Antes dessa mudança, as cargas de trabalho programáticas e o uso interativo do Claude eram provenientes do mesmo conjunto de assinaturas, permitindo que os desenvolvedores usassem planos Claude de nível superior não apenas para chat e assistência de codificação, mas também para agentes autônomos, scripts, pipelines de CI e outros fluxos de trabalho automatizados.

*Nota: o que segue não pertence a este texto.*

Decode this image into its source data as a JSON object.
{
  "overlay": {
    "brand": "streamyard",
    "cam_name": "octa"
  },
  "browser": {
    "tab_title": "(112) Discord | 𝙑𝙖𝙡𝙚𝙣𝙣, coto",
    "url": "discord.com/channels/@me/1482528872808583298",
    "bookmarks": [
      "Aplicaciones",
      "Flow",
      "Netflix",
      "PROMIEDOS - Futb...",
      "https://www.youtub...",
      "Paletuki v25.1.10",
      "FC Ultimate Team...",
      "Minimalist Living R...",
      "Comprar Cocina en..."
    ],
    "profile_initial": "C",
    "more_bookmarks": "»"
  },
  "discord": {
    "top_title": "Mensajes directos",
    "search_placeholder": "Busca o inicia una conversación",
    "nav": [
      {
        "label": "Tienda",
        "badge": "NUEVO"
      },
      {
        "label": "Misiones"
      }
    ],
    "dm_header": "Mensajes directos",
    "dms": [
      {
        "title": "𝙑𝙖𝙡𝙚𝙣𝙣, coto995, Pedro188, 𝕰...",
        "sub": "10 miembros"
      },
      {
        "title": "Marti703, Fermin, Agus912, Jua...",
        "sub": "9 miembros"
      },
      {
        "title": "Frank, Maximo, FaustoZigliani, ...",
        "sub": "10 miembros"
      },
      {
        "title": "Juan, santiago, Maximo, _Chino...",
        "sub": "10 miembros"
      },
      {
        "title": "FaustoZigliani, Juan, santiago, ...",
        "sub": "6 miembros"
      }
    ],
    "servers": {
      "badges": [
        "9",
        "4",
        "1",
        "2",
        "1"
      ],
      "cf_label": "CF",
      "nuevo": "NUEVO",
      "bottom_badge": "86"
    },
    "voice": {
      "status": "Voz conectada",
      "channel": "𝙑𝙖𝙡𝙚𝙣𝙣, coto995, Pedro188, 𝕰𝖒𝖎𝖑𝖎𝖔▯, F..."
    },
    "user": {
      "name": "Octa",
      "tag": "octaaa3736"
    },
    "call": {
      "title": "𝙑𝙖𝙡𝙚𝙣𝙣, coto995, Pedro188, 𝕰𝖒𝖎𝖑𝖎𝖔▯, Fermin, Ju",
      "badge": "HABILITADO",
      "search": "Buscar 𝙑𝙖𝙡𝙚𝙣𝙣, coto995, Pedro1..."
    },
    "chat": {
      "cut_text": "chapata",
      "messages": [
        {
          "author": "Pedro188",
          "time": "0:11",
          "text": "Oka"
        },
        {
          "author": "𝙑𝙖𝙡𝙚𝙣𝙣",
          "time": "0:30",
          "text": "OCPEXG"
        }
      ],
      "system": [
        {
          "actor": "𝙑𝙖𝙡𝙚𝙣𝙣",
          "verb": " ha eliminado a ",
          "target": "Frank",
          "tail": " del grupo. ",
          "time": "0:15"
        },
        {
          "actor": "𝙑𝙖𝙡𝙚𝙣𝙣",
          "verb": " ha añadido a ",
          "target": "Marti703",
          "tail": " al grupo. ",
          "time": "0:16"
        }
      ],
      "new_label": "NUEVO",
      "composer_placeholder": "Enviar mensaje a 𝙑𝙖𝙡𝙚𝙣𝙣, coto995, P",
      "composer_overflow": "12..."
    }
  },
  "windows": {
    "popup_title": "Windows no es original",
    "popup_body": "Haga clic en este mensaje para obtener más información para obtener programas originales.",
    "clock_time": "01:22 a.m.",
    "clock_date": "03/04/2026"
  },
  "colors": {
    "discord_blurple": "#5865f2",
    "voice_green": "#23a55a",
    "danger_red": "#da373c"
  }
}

Esse acordo tornou as assinaturas do Claude particularmente atraentes para desenvolvedores que executavam tarefas de agente de longa duração, já que o uso por meio de ferramentas como o OpenClaw ou o Agent SDK era efetivamente coberto pelos limites de assinatura mais amplos, em vez de ser cobrado separadamente pelas taxas da API.

Poderia complicar o orçamento empresarial

Não é de surpreender que a nova política, prevista para entrar em vigor no próximo mês, tenha despertado preocupações entre os desenvolvedores, muitos dos quais argumentam que a medida prejudica uma das maiores vantagens de Claude para fluxos de trabalho de agência: a capacidade de executar automações em grande escala sob preços de assinatura comparativamente previsíveis.